To add precision to the nomenclature and nosology and remove stigma, experts are moving to rename nonalcoholic fatty liver disease as metabolic dysfunction-associated steatotic liver disease.
The medical field is constantly evolving, and so is the terminology used to describe various conditions and diseases. Establishing more precise naming conventions enhances the clinical vernacular. The ensuing clarity can help practitioners gain a better understanding of the condition itself and improve diagnosis, treatment and overall patient care.
Have you ever wondered why the terms "nonalcoholic" and "fatty" are used to describe a liver disease that affects millions of people worldwide? Well, the terminology surrounding nonalcoholic fatty liver disease (NAFLD) is changing — and for good reason.
The term "nonalcoholic steatohepatitis" was coined in 1980 to describe liver disease associated with being overweight or obese, but it does not accurately capture the disease's etiology, histological features and can be stigmatizing. “Fatty”. Individuals at risk for NAFLD who consume alcohol above nonalcoholic thresholds are excluded from the current terminology even though there are shared pathophysiological pathways. Also, various scoring systems are used to categorize the severity of steatosis, disease activity and fibrosis. Given the complexity of the condition, it had become clear to researchers and clinicians that the current terminology did not meet the need for accurately describing the metabolic dysfunction.
An article published recently in the Journal of Hepatology described a consensus statement about adopting new terminology for this liver disease. The growing dissatisfaction with the existing nomenclature and diagnostic criteria for NAFLD prompted the American Association for the Study of Liver Diseases (AASLD), European Association for the Study of the Liver (EASL) and many healthcare experts from the world of hepatology to push for a change.
The experts advocated for a more accurate and comprehensive terminology to reflect the various subtypes and severity of the disease, adding that it was crucial to move beyond the simplistic labels of "nonalcoholic" and "fatty." Doing so, they argued, can improve diagnosis, treatment and public awareness of this significant health issue.
The multisociety study utilized a Delphi process, which involves multiple rounds of surveys and discussions with a diverse panel of experts, practitioners, and patient advocates. The goal was to develop a unified global approach to naming and defining these liver diseases to improve disease awareness, policy change, and access to care.
After tabulating all respondents and surveys, it was decided that steatotic liver disease (SLD) should be the umbrella term for the multiple causes of steatosis, the medical term for the accumulation of too much fat in liver cells. A significant majority of those who participated agreed to relabel NAFLD as metabolic dysfunction-associated steatotic liver disease (MASLD), which includes the presence of hepatic steatosis and a cardiometabolic risk factor. To accurately define those patients who consume higher than normal amounts of alcohol, MetALD was chosen.This term highlights the metabolic overlap that is shared among patients of varying alcohol status and maintains continuity with MASLD as opposed to alcohol-related liver disease (ALD). The inflammation and cellular injury that is associated with NASH is now known as metabolic-associated steatohepatitis, which has the catchy acronym MASH.
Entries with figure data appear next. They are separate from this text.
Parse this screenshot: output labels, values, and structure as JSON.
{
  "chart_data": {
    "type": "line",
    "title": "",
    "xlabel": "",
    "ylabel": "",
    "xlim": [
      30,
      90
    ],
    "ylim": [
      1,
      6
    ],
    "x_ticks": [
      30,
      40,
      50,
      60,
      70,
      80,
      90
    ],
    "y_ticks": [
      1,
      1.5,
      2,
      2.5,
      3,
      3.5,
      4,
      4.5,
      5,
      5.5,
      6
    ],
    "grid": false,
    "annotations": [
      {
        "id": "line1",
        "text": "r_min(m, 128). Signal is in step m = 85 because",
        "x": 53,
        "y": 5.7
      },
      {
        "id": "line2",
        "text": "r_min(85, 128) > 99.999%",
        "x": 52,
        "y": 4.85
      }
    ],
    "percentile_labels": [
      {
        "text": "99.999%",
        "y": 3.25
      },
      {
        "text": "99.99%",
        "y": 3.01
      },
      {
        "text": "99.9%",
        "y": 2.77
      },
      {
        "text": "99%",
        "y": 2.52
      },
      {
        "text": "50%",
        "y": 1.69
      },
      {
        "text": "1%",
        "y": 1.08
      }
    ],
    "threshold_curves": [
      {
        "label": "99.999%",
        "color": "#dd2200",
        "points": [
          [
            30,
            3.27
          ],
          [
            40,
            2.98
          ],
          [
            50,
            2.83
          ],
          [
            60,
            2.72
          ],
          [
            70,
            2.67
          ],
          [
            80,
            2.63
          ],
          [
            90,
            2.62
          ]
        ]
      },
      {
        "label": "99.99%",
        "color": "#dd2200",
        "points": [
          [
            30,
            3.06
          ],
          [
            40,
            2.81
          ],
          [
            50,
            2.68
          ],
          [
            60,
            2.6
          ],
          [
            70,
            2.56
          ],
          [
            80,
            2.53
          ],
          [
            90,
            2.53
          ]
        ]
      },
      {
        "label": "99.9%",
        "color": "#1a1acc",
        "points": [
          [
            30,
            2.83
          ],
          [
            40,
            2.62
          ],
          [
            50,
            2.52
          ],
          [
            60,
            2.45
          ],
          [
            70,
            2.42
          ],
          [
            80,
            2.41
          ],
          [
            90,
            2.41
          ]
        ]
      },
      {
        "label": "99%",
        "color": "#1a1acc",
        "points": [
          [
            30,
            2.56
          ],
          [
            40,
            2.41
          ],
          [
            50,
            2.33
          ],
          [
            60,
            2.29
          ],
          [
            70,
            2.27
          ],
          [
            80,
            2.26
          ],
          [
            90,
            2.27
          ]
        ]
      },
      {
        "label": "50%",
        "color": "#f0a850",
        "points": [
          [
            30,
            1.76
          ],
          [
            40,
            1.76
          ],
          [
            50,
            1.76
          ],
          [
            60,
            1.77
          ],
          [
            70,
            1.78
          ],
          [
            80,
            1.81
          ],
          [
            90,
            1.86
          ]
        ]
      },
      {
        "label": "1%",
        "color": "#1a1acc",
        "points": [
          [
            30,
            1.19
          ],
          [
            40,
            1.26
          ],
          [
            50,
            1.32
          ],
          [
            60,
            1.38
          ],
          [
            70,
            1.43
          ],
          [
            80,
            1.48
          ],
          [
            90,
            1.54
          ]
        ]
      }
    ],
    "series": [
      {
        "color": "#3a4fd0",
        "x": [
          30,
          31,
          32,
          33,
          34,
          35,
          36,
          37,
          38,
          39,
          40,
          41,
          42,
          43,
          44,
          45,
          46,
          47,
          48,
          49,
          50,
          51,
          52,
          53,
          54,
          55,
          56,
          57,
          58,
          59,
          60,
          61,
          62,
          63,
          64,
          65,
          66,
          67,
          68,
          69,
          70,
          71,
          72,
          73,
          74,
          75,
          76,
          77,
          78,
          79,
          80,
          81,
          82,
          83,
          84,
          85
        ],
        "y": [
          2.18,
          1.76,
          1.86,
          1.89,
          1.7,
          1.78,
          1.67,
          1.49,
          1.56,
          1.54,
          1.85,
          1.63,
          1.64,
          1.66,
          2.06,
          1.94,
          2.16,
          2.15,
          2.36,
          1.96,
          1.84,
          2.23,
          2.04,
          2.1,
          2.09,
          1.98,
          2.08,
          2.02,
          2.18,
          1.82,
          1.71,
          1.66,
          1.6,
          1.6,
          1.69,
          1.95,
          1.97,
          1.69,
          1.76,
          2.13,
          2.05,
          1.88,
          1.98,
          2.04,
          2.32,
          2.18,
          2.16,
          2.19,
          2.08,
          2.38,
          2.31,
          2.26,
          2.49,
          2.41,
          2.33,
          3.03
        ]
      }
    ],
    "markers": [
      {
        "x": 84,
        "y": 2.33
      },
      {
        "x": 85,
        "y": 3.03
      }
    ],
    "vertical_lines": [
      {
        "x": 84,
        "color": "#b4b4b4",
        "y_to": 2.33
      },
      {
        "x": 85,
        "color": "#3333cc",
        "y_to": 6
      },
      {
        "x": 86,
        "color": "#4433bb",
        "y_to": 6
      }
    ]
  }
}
The consensus statement provided valuable insights into the current challenges and dissatisfaction with the nomenclature and disease definition for fatty liver diseases. The proposed modifications and new nomenclature have the potential to improve disease awareness, policy change and access to care for individuals affected by these liver diseases. It is the authors’ hope that this policy change will hasten drug and biomarker development so that these patients can receive optimal treatment.